The US Food and Drug Administration (FDA) has approved Wayrilz (Rilzabrutinib) for adults with persistent or chronic immune thrombocytopenia (ITP) who have had an insufficient response to a previous treatment. The approval was based on the pivotal LUNA 3 phase-III study, in which Wayrilz met the primary and secondary endpoints, showing a positive impact on sustained platelet counts and other ITP symptoms.

“The burden of immune thrombocytopenia can be both physical and emotional, with significant overlooked symptoms that can impact various aspects of daily living. We are pleased to have a new treatment option that can help ease the ongoing strain of managing the disease for patients and their families," said Caroline Kruse, President and CEO, Platelet Disorder Support Association.

As a novel oral, reversible, Bruton’s Tyrosine Kinase (BTK) inhibitor, Wayrilz can help address the root causes of ITP through multi-immune modulation, targeting different pathways across the immune system.

“With its differentiated mechanism of action, Wayrilz has the potential to become a treatment of choice for immune thrombocytopenia patients who have not responded to a prior therapy. Its multi-immune modulation approach shows promise in addressing the key drivers of immune thrombocytopenia, which aligns with Sanofi's commitment to adapt and evolve therapeutic solutions to help tackle ongoing unmet patient needs. This approval underscores Sanofi's expertise and ambitions at the junction of rare and immunological disease," said Brian Foard, Executive Vice President, Head – Specialty Care, Sanofi.  

The LUNA 3 phase-III study, presented at the 66th American Society of Hematology Annual Meeting and Exposition, evaluated the efficacy and safety of Wayrilz compared to placebo in adults (n=202) with persistent or chronic ITP. Patients who achieved platelet count response at 12 weeks were eligible to continue the full 24-week double-blind period (64 percent of patients in the Wayrilz arm and 32 per cent of patients in the placebo arm).

Patients treated with Wayrilz demonstrated better outcomes compared to those receiving placebo, according to data released alongside the US FDA approval. At week 25, 23 percent of patients in the Wayrilz arm achieved a statistically significant durable platelet response versus none in the placebo group (p<0.0001). The median time to first platelet response was also faster at 36 days, compared with ‘not reached’ in the placebo arm (p<0.0001). The duration of platelet response averaged seven weeks with Wayrilz versus less than one week for placebo.

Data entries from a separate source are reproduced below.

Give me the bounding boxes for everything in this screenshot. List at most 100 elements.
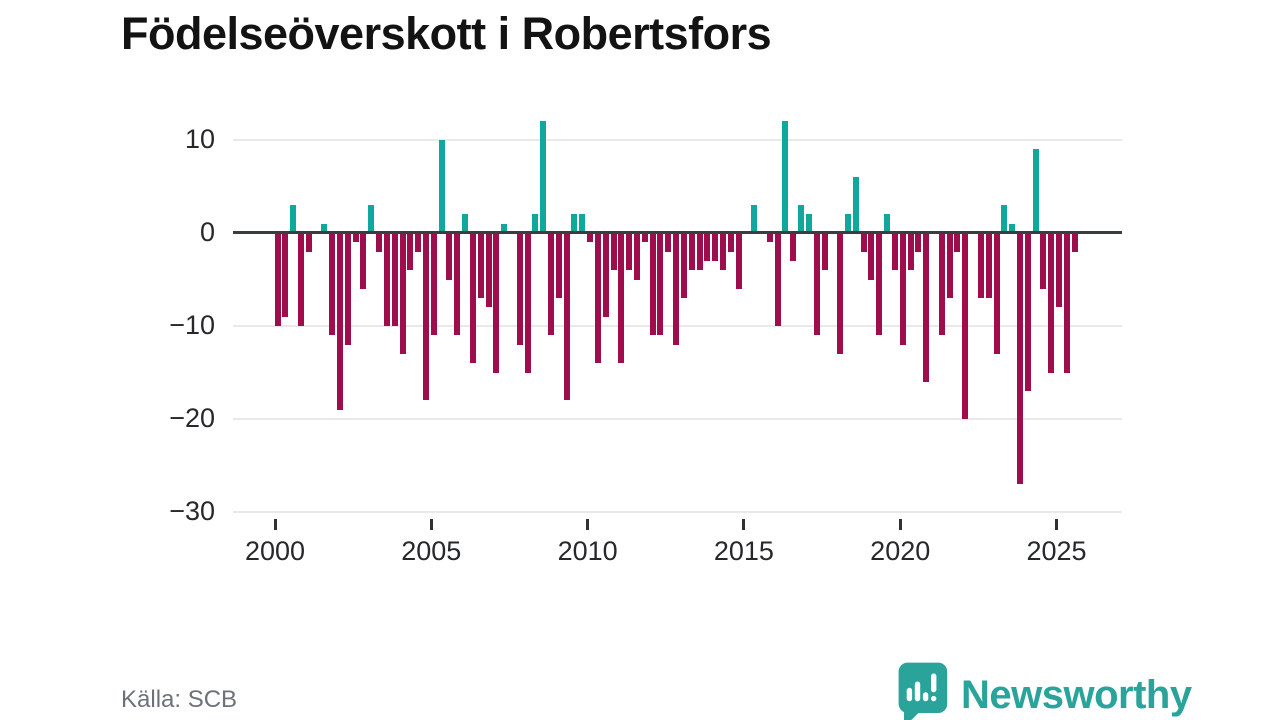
bar-negative (485, 233, 492, 308)
bar-negative (938, 233, 945, 336)
bar-negative (634, 233, 640, 280)
bar-negative (876, 233, 883, 336)
zero-axis-line (233, 231, 1122, 234)
bar-positive (501, 223, 508, 233)
bar-positive (540, 121, 547, 233)
bar-negative (344, 233, 351, 345)
bar-positive (571, 214, 578, 233)
bar-negative (610, 233, 617, 271)
bar-negative (1016, 233, 1023, 485)
x-tick-label: 2020 (870, 536, 931, 566)
newsworthy-logo: Newsworthy (895, 660, 1192, 720)
bar-negative (376, 233, 383, 252)
bar-positive (1032, 149, 1039, 233)
x-tick-mark (273, 519, 277, 530)
bar-negative (329, 233, 336, 336)
bar-positive (884, 214, 891, 233)
y-tick-label: −30 (169, 496, 215, 526)
y-tick-label: −10 (169, 310, 215, 340)
bar-negative (274, 233, 281, 326)
bar-negative (680, 233, 687, 299)
x-tick-mark (742, 519, 746, 530)
gridline (233, 511, 1122, 513)
bar-positive (782, 121, 789, 233)
bar-negative (821, 233, 828, 271)
bar-negative (446, 233, 453, 280)
bar-negative (524, 233, 531, 373)
bar-positive (532, 214, 539, 233)
bar-negative (305, 233, 312, 252)
bar-positive (579, 214, 586, 233)
bar-positive (368, 205, 375, 233)
bar-negative (899, 233, 906, 345)
bar-negative (282, 233, 289, 317)
bar-negative (696, 233, 703, 271)
bar-negative (391, 233, 398, 326)
bar-negative (688, 233, 695, 271)
bar-positive (805, 214, 812, 233)
source-label: Källa: SCB (121, 686, 238, 713)
bar-negative (1024, 233, 1031, 392)
bar-negative (954, 233, 961, 252)
bar-negative (641, 233, 648, 243)
x-tick-label: 2015 (713, 536, 774, 566)
bar-positive (751, 205, 758, 233)
x-tick-mark (1055, 519, 1059, 530)
bar-negative (1063, 233, 1070, 373)
bar-positive (462, 214, 469, 233)
bar-negative (415, 233, 422, 252)
bar-positive (1009, 223, 1016, 233)
bar-negative (360, 233, 367, 289)
bar-negative (673, 233, 680, 345)
bar-negative (946, 233, 953, 299)
bar-negative (891, 233, 898, 271)
bar-negative (915, 233, 922, 252)
gridline (233, 139, 1122, 141)
bar-positive (852, 177, 859, 233)
x-tick-label: 2010 (557, 536, 618, 566)
y-tick-label: −20 (169, 403, 215, 433)
bar-negative (516, 233, 523, 345)
bar-negative (1048, 233, 1055, 373)
bar-negative (469, 233, 476, 364)
bar-positive (798, 205, 805, 233)
bar-negative (594, 233, 601, 364)
bar-negative (712, 233, 719, 261)
x-tick-mark (429, 519, 433, 530)
bar-negative (407, 233, 414, 271)
bar-negative (454, 233, 461, 336)
bar-negative (790, 233, 797, 261)
x-tick-label: 2005 (401, 536, 462, 566)
bar-negative (704, 233, 711, 261)
bar-negative (860, 233, 867, 252)
bar-negative (923, 233, 930, 382)
bar-negative (985, 233, 992, 299)
bar-negative (657, 233, 664, 336)
bar-negative (602, 233, 609, 317)
bar-positive (845, 214, 852, 233)
logo-bar-1 (906, 687, 913, 702)
bar-negative (352, 233, 359, 243)
logo-bar-2 (914, 681, 921, 702)
newsworthy-wordmark: Newsworthy (961, 672, 1192, 717)
bar-negative (868, 233, 875, 280)
bar-negative (766, 233, 773, 243)
bar-negative (626, 233, 633, 271)
bar-negative (548, 233, 555, 336)
bar-negative (1056, 233, 1063, 308)
gridline (233, 418, 1122, 420)
bar-positive (1001, 205, 1008, 233)
y-tick-label: 0 (199, 217, 215, 247)
plot-area (233, 110, 1122, 513)
bar-negative (727, 233, 734, 252)
bar-positive (290, 205, 297, 233)
bar-negative (493, 233, 500, 373)
logo-exclamation-dot (931, 695, 937, 702)
bar-negative (962, 233, 969, 419)
bar-negative (813, 233, 820, 336)
bar-negative (430, 233, 437, 336)
bar-negative (563, 233, 570, 401)
bar-negative (907, 233, 914, 271)
bar-negative (735, 233, 742, 289)
x-tick-label: 2025 (1026, 536, 1087, 566)
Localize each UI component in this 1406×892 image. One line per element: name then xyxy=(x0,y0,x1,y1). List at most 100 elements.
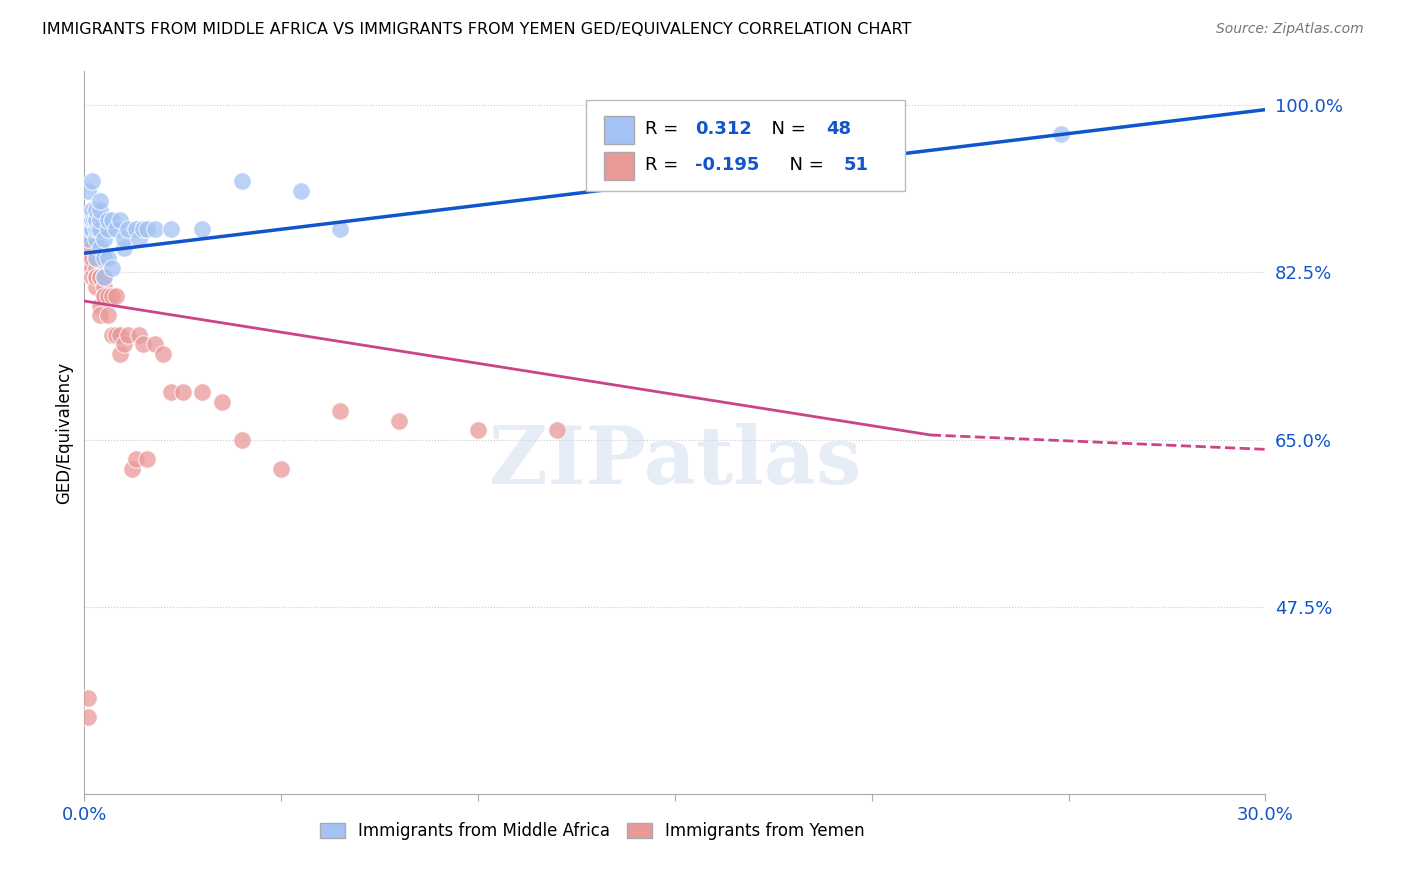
Text: 48: 48 xyxy=(827,120,851,138)
Point xyxy=(128,327,150,342)
Point xyxy=(136,452,159,467)
Point xyxy=(152,346,174,360)
Point xyxy=(82,174,104,188)
Point xyxy=(143,337,166,351)
Point xyxy=(108,212,131,227)
Point xyxy=(84,260,107,275)
Point xyxy=(79,212,101,227)
Bar xyxy=(605,116,634,144)
Point xyxy=(124,452,146,467)
Point xyxy=(84,279,107,293)
Legend: Immigrants from Middle Africa, Immigrants from Yemen: Immigrants from Middle Africa, Immigrant… xyxy=(314,815,872,847)
Point xyxy=(97,222,120,236)
Point xyxy=(329,404,352,418)
Point xyxy=(77,251,100,265)
Point xyxy=(77,691,100,706)
Point xyxy=(191,222,214,236)
Point xyxy=(84,270,107,285)
Point xyxy=(77,222,100,236)
Point xyxy=(1049,127,1071,141)
Point xyxy=(89,194,111,208)
Text: N =: N = xyxy=(778,156,830,174)
Point xyxy=(108,346,131,360)
Point xyxy=(89,241,111,255)
Point xyxy=(77,184,100,198)
Point xyxy=(82,212,104,227)
Point xyxy=(108,327,131,342)
Text: ZIPatlas: ZIPatlas xyxy=(489,423,860,500)
Y-axis label: GED/Equivalency: GED/Equivalency xyxy=(55,361,73,504)
Point xyxy=(112,232,135,246)
Point xyxy=(388,414,411,428)
Text: IMMIGRANTS FROM MIDDLE AFRICA VS IMMIGRANTS FROM YEMEN GED/EQUIVALENCY CORRELATI: IMMIGRANTS FROM MIDDLE AFRICA VS IMMIGRA… xyxy=(42,22,911,37)
Point xyxy=(329,222,352,236)
Point xyxy=(112,337,135,351)
Point xyxy=(160,384,183,399)
Point xyxy=(82,232,104,246)
Point xyxy=(77,222,100,236)
Point xyxy=(117,222,139,236)
Point xyxy=(172,384,194,399)
Text: 0.312: 0.312 xyxy=(695,120,752,138)
Point xyxy=(82,270,104,285)
Point xyxy=(101,260,124,275)
Point xyxy=(101,327,124,342)
Point xyxy=(84,251,107,265)
Point xyxy=(112,241,135,255)
Point xyxy=(467,423,489,437)
Point xyxy=(104,327,127,342)
Point xyxy=(93,270,115,285)
Point xyxy=(97,309,120,323)
Point xyxy=(82,203,104,218)
Point xyxy=(89,270,111,285)
Point xyxy=(75,212,97,227)
Point xyxy=(75,232,97,246)
Point xyxy=(84,232,107,246)
Point xyxy=(82,241,104,255)
Point xyxy=(117,327,139,342)
Point xyxy=(211,394,233,409)
Point xyxy=(84,270,107,285)
Point xyxy=(93,279,115,293)
Point xyxy=(136,222,159,236)
Point xyxy=(101,212,124,227)
FancyBboxPatch shape xyxy=(586,100,905,191)
Point xyxy=(89,203,111,218)
Point xyxy=(83,212,105,227)
Point xyxy=(93,270,115,285)
Point xyxy=(82,260,104,275)
Point xyxy=(546,423,568,437)
Point xyxy=(89,212,111,227)
Point xyxy=(84,251,107,265)
Point xyxy=(77,232,100,246)
Point xyxy=(89,299,111,313)
Text: R =: R = xyxy=(645,120,685,138)
Point xyxy=(84,203,107,218)
Point xyxy=(89,309,111,323)
Bar xyxy=(605,153,634,180)
Point xyxy=(97,251,120,265)
Point xyxy=(87,222,110,236)
Point xyxy=(89,270,111,285)
Point xyxy=(132,337,155,351)
Point xyxy=(104,289,127,303)
Point xyxy=(89,222,111,236)
Point xyxy=(93,251,115,265)
Point xyxy=(132,222,155,236)
Point xyxy=(231,174,253,188)
Point xyxy=(104,222,127,236)
Point xyxy=(124,222,146,236)
Point xyxy=(93,232,115,246)
Point xyxy=(84,212,107,227)
Point xyxy=(82,212,104,227)
Point xyxy=(97,289,120,303)
Point xyxy=(93,289,115,303)
Point xyxy=(128,232,150,246)
Point xyxy=(84,212,107,227)
Point xyxy=(231,433,253,447)
Point xyxy=(270,461,292,475)
Point xyxy=(93,289,115,303)
Point xyxy=(143,222,166,236)
Text: Source: ZipAtlas.com: Source: ZipAtlas.com xyxy=(1216,22,1364,37)
Text: 51: 51 xyxy=(844,156,869,174)
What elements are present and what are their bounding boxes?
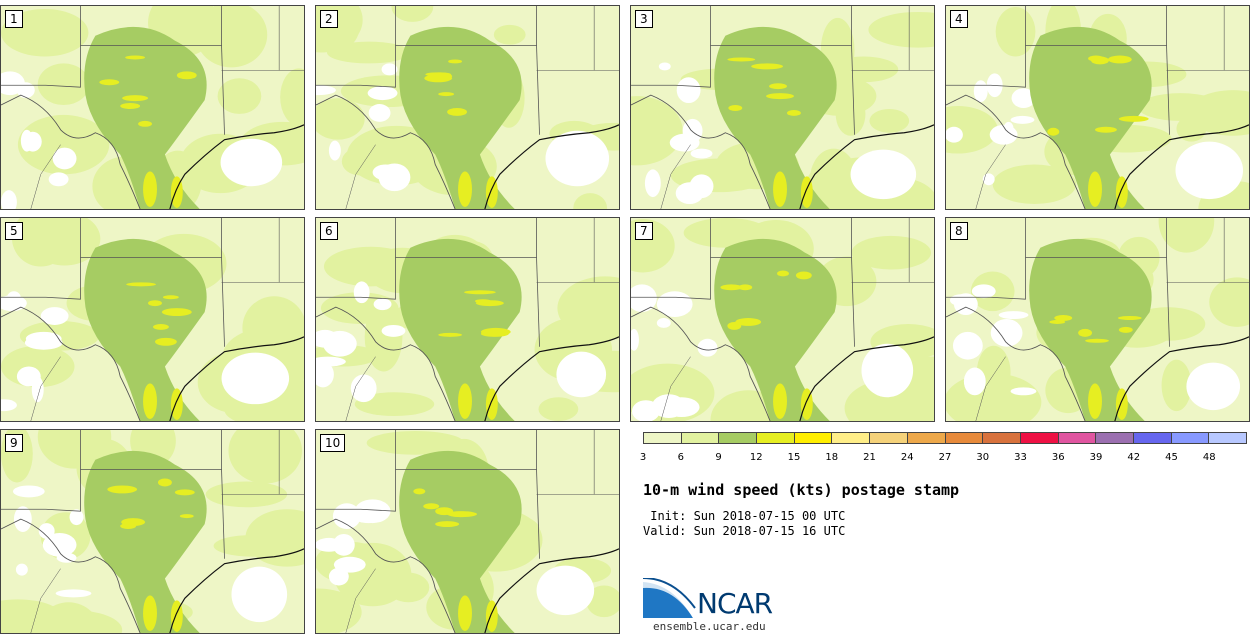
map-field [316, 430, 619, 633]
colorbar-swatch [832, 433, 871, 443]
map-field [1, 218, 304, 421]
stamp-number: 2 [320, 10, 338, 28]
colorbar-swatch [757, 433, 795, 443]
colorbar-tick-label: 48 [1202, 452, 1216, 463]
logo-text: NCAR [697, 587, 773, 620]
chart-title: 10-m wind speed (kts) postage stamp [643, 481, 960, 499]
stamp-number: 7 [635, 222, 653, 240]
ncar-logo-icon [643, 578, 696, 618]
colorbar-swatch [870, 433, 908, 443]
colorbar-swatch [719, 433, 758, 443]
stamp-number: 6 [320, 222, 338, 240]
postage-stamp-2[interactable]: 2 [315, 5, 620, 210]
stamp-number: 4 [950, 10, 968, 28]
stamp-number: 10 [320, 434, 346, 452]
map-field [631, 218, 934, 421]
map-field [316, 218, 619, 421]
colorbar-swatch [644, 433, 682, 443]
colorbar-swatch [794, 433, 833, 443]
colorbar-tick-label: 15 [787, 452, 801, 463]
postage-stamp-6[interactable]: 6 [315, 217, 620, 422]
colorbar [643, 432, 1247, 444]
colorbar-tick-label: 21 [863, 452, 876, 463]
colorbar-swatch [1096, 433, 1134, 443]
colorbar-tick-label: 45 [1165, 452, 1178, 463]
postage-stamp-4[interactable]: 4 [945, 5, 1250, 210]
colorbar-swatch [1058, 433, 1097, 443]
postage-stamp-10[interactable]: 10 [315, 429, 620, 634]
stamp-number: 1 [5, 10, 23, 28]
map-field [946, 218, 1249, 421]
colorbar-swatch [983, 433, 1021, 443]
colorbar-tick-label: 33 [1014, 452, 1027, 463]
colorbar-swatch [907, 433, 946, 443]
colorbar-tick-label: 39 [1089, 452, 1103, 463]
stamp-number: 8 [950, 222, 968, 240]
colorbar-tick-label: 9 [715, 452, 722, 463]
map-field [1, 430, 304, 633]
map-field [1, 6, 304, 209]
stamp-number: 5 [5, 222, 23, 240]
postage-stamp-3[interactable]: 3 [630, 5, 935, 210]
colorbar-swatch [945, 433, 984, 443]
colorbar-tick-label: 6 [677, 452, 684, 463]
colorbar-swatch [1171, 433, 1210, 443]
postage-stamp-5[interactable]: 5 [0, 217, 305, 422]
valid-time: Valid: Sun 2018-07-15 16 UTC [643, 524, 846, 538]
postage-stamp-7[interactable]: 7 [630, 217, 935, 422]
colorbar-tick-label: 18 [825, 452, 839, 463]
colorbar-swatch [681, 433, 720, 443]
colorbar-swatch [1133, 433, 1172, 443]
stamp-number: 9 [5, 434, 23, 452]
colorbar-tick-label: 3 [639, 452, 647, 463]
colorbar-tick-label: 42 [1127, 452, 1141, 463]
colorbar-ticks: 3 6 9 12 15 18 21 24 27 30 33 36 39 42 45 48 [639, 452, 1247, 466]
map-field [946, 6, 1249, 209]
map-field [316, 6, 619, 209]
logo-url[interactable]: ensemble.ucar.edu [653, 620, 766, 633]
postage-stamp-8[interactable]: 8 [945, 217, 1250, 422]
colorbar-tick-label: 27 [938, 452, 952, 463]
map-field [631, 6, 934, 209]
colorbar-swatch [1209, 433, 1246, 443]
colorbar-tick-label: 12 [749, 452, 763, 463]
init-time: Init: Sun 2018-07-15 00 UTC [643, 509, 846, 523]
colorbar-tick-label: 30 [976, 452, 990, 463]
colorbar-swatch [1020, 433, 1059, 443]
postage-stamp-1[interactable]: 1 [0, 5, 305, 210]
postage-stamp-9[interactable]: 9 [0, 429, 305, 634]
colorbar-tick-label: 36 [1051, 452, 1065, 463]
stamp-number: 3 [635, 10, 653, 28]
colorbar-tick-label: 24 [900, 452, 914, 463]
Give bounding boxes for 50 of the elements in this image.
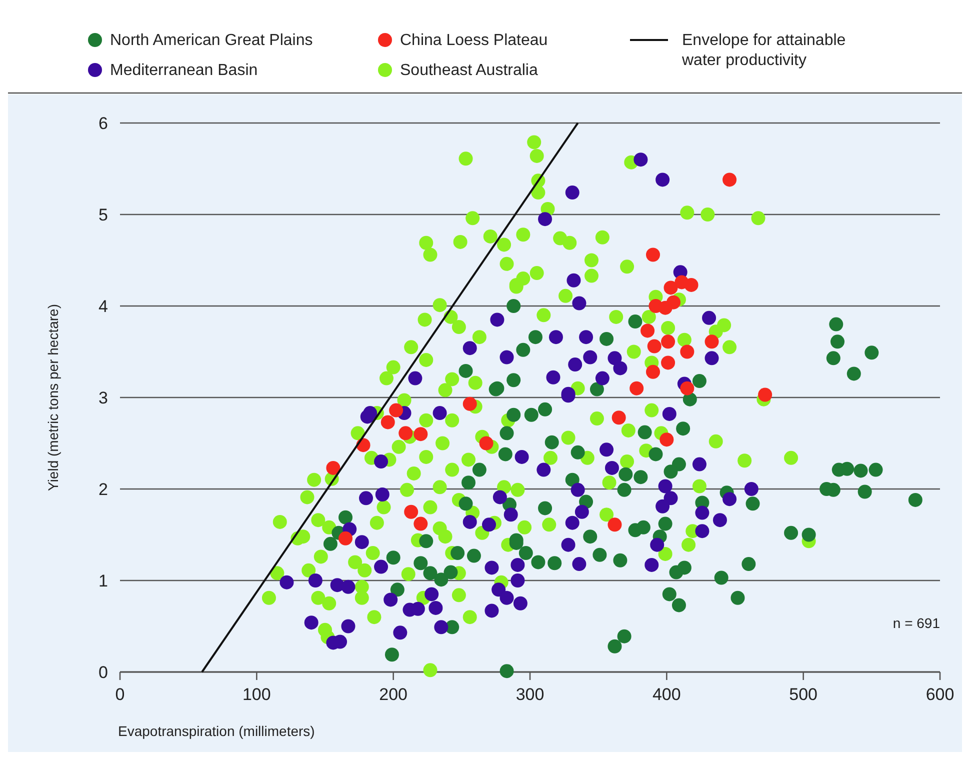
x-tick-label: 100 [242, 685, 271, 704]
point [462, 396, 477, 411]
point [646, 364, 660, 379]
y-tick-label: 5 [98, 206, 108, 224]
point [338, 531, 352, 546]
point [404, 504, 418, 519]
y-tick-label: 2 [98, 480, 108, 499]
point [479, 436, 494, 450]
point [608, 518, 622, 532]
point [647, 339, 662, 354]
point [684, 278, 698, 292]
point [704, 334, 719, 349]
point [661, 356, 676, 370]
y-tick-label: 6 [98, 114, 108, 133]
x-tick-label: 500 [789, 685, 818, 704]
x-tick-label: 200 [379, 685, 408, 704]
point [646, 248, 660, 262]
x-tick-label: 600 [926, 685, 954, 704]
point [389, 403, 404, 418]
point [660, 432, 674, 447]
legend-label: Southeast Australia [400, 62, 538, 79]
point [640, 324, 655, 338]
point [380, 415, 395, 430]
x-tick-label: 0 [115, 685, 125, 704]
point [664, 280, 678, 295]
point [630, 381, 644, 396]
legend-label: Envelope for attainable water productivity [681, 32, 846, 69]
x-axis-title: Evapotranspiration (millimeters) [118, 723, 315, 739]
point [661, 334, 676, 349]
point [398, 426, 413, 440]
x-tick-label: 400 [652, 685, 681, 704]
point [658, 300, 672, 315]
legend-label: Mediterranean Basin [110, 62, 258, 79]
point [326, 460, 340, 475]
point [612, 410, 626, 425]
point [414, 427, 428, 442]
y-tick-label: 4 [98, 297, 108, 316]
y-tick-label: 0 [98, 663, 108, 682]
point [414, 516, 428, 531]
y-tick-label: 3 [98, 388, 108, 408]
y-axis-title: Yield (metric tons per hectare) [45, 304, 61, 491]
point [680, 381, 694, 396]
point [722, 172, 737, 187]
legend-label: China Loess Plateau [400, 32, 548, 49]
x-tick-label: 300 [516, 685, 544, 704]
legend-label: North American Great Plains [110, 32, 313, 49]
point [758, 388, 772, 402]
annotation: n = 691 [892, 615, 940, 631]
point [680, 344, 694, 359]
y-tick-label: 1 [98, 572, 108, 590]
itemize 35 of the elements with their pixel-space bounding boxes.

In addition to efficacy, patients reported meaningful improvements in quality of life. Based on The Immune Thrombocytopenia Patient Assessment Questionnaire, those receiving Wayrilz saw a 10.6-point improvement across nine health-related quality of life measures, compared with a 2.3-point increase in the placebo arm. These results were descriptive and not powered for statistical significance.

The most common adverse reactions observed in ≥10 per cent of patients were diarrhoea, nausea, headache, abdominal pain and COVID-19.

“Traditionally, immune thrombocytopenia management has focused on restoring platelet counts and reducing bleeding risk, which, for some patients, may result in sub-optimal responses, persistent symptoms, or unacceptable treatment complications.  Through multi-immune modulation, Wayrilz can offer a new option for patients, including those who fail steroids or do not respond to the existing treatment,” said David Kuter, MD, Director–Clinical Hematology, Massachusetts General Hospital and Professor–Medicine, Harvard Medical School, and study author.

Wayrilz had previously been approved in the United Arab Emirates (UAE) in June 2025 for adults with persistent or chronic ITP who had an insufficient response or intolerance to prior therapy. Regulatory reviews are ongoing in the European Union (EU) and China.

The therapy has also received multiple designations from the FDA, including Fast Track and Orphan Drug Designation (ODD) for ITP. Additional ODDs were recently granted for three other rare diseases—warm autoimmune hemolytic anemia (wAIHA), IgG4-related disease (IgG4-RD), and Sickle Cell Disease (SCD). In IgG4-RD, Wayrilz has also been granted FDA Fast Track Designation and EMA orphan designation.

Patients prescribed Wayrilz in the US will be able to access Sanofi’s HemAssist programme, which provides support across the company’s rare blood disorder portfolio. The programme helps patients navigate insurance coverage, financial assistance and educational resources.